Anyway here I am getting an enormous handle on all that needs to be done during the next month, while I generate content for ten blagues a day over the next, still, let’s see, over roughtly tne next eight or nine days. That doesn’t sound so bad now come to think of it. By this time next week I should be in pretty good shape actually. It’s very strange this whole process of distillation whereby I have gone through ever piece of paper on my desk (there is a small pile on the other side of the room dating back, no doubt, to this time last year, but it doesn’t quite make sense to tackle that now. I should probably do so on Saturday when I will need a good deal of material to work against. As it is right now I’m pretty much full up on what needs or doesn’t need to happen in the coming days.
I think once I again meet myself next week and are back to normal one Blague a day I will begin drafting the evening before and then finish it during the course of the day, beginning in the morning. I can record just about anything on any given day. Especially days that aren’t writing days, I can still represent some of my ideas, ongoingly, without getting quote unquote behind again. That is for the birds. And I say I was derailed by the publishing news we received in October but really, let’s face it: I was in a position to let myself be derailed and that’s not so dandy.

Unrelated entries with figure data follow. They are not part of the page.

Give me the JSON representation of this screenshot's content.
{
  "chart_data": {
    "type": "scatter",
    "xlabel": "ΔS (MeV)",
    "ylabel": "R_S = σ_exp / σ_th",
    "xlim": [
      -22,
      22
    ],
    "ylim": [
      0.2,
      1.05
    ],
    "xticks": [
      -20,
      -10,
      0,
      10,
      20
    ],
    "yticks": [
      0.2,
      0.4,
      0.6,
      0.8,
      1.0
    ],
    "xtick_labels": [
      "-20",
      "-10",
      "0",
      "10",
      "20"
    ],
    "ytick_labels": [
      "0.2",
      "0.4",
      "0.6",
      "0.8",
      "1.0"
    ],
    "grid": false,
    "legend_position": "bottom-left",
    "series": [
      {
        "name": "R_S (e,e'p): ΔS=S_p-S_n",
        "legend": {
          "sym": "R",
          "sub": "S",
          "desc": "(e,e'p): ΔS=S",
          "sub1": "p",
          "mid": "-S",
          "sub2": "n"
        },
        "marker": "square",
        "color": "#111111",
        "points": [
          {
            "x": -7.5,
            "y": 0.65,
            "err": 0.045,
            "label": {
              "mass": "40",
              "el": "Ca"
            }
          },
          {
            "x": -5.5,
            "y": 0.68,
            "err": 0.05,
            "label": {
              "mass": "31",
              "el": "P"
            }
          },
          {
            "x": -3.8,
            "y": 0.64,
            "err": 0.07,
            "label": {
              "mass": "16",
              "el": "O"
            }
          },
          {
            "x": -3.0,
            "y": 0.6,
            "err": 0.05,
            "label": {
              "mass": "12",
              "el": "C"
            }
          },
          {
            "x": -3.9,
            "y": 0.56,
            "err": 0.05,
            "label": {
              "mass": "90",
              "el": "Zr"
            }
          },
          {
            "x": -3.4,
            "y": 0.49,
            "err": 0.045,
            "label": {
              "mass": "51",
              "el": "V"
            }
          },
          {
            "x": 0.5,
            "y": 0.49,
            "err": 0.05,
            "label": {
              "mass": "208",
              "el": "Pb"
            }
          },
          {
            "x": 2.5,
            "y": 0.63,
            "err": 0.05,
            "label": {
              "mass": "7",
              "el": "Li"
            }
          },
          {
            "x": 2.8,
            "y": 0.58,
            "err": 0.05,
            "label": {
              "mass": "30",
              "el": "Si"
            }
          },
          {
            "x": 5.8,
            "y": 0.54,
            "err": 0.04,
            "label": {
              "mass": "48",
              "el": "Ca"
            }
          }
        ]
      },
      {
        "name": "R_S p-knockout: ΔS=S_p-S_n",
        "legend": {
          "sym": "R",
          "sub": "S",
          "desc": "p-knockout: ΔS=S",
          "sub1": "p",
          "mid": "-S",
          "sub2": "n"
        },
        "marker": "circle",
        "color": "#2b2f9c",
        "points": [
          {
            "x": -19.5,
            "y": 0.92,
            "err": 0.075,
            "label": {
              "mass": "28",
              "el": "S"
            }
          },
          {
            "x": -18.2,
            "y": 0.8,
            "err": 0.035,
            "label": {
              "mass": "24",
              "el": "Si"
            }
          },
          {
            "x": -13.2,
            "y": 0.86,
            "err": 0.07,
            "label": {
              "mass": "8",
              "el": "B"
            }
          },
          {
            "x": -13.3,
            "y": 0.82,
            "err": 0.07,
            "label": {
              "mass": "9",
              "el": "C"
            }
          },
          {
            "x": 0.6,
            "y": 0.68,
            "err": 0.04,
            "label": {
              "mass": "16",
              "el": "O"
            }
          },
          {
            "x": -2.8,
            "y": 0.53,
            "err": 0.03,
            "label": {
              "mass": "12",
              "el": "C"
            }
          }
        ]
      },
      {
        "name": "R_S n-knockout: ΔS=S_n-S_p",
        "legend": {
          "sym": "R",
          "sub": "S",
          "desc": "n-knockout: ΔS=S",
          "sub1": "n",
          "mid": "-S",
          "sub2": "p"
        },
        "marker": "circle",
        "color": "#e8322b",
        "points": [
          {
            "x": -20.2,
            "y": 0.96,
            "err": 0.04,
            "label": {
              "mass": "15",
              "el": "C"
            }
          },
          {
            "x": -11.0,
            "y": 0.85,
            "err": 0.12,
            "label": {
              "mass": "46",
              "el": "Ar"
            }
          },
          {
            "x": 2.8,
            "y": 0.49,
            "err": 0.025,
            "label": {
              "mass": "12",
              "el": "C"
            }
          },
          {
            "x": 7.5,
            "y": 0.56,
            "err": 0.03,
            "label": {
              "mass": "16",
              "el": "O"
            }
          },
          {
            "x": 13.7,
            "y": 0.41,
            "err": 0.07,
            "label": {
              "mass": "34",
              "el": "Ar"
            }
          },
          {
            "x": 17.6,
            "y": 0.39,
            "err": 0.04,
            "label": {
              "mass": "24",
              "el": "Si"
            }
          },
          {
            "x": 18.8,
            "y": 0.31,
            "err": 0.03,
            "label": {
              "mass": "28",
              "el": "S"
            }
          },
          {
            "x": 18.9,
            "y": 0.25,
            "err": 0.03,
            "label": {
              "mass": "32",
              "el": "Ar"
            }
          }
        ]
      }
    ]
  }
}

I do need to rewrite any dodgy headlines this year. I think it will be easier than I imagine. There are so many wonderful people out there and I need to get out and social this year. I need to give myself the gift of as low a percentage of body fat I can muster and I need to get a bike lock so I can leave my bicycle at the Provincetown Inn. I think I’d like to get myself a room there from time to time, maybe even from hotel 2night. I can also make that part of my rounds with hoteliers: We are looking to move ourselves back to Provincetown do you have any leads? Meanwhile we are going to stay at hotels randomly this summer. Do you have a secret hotline we can call?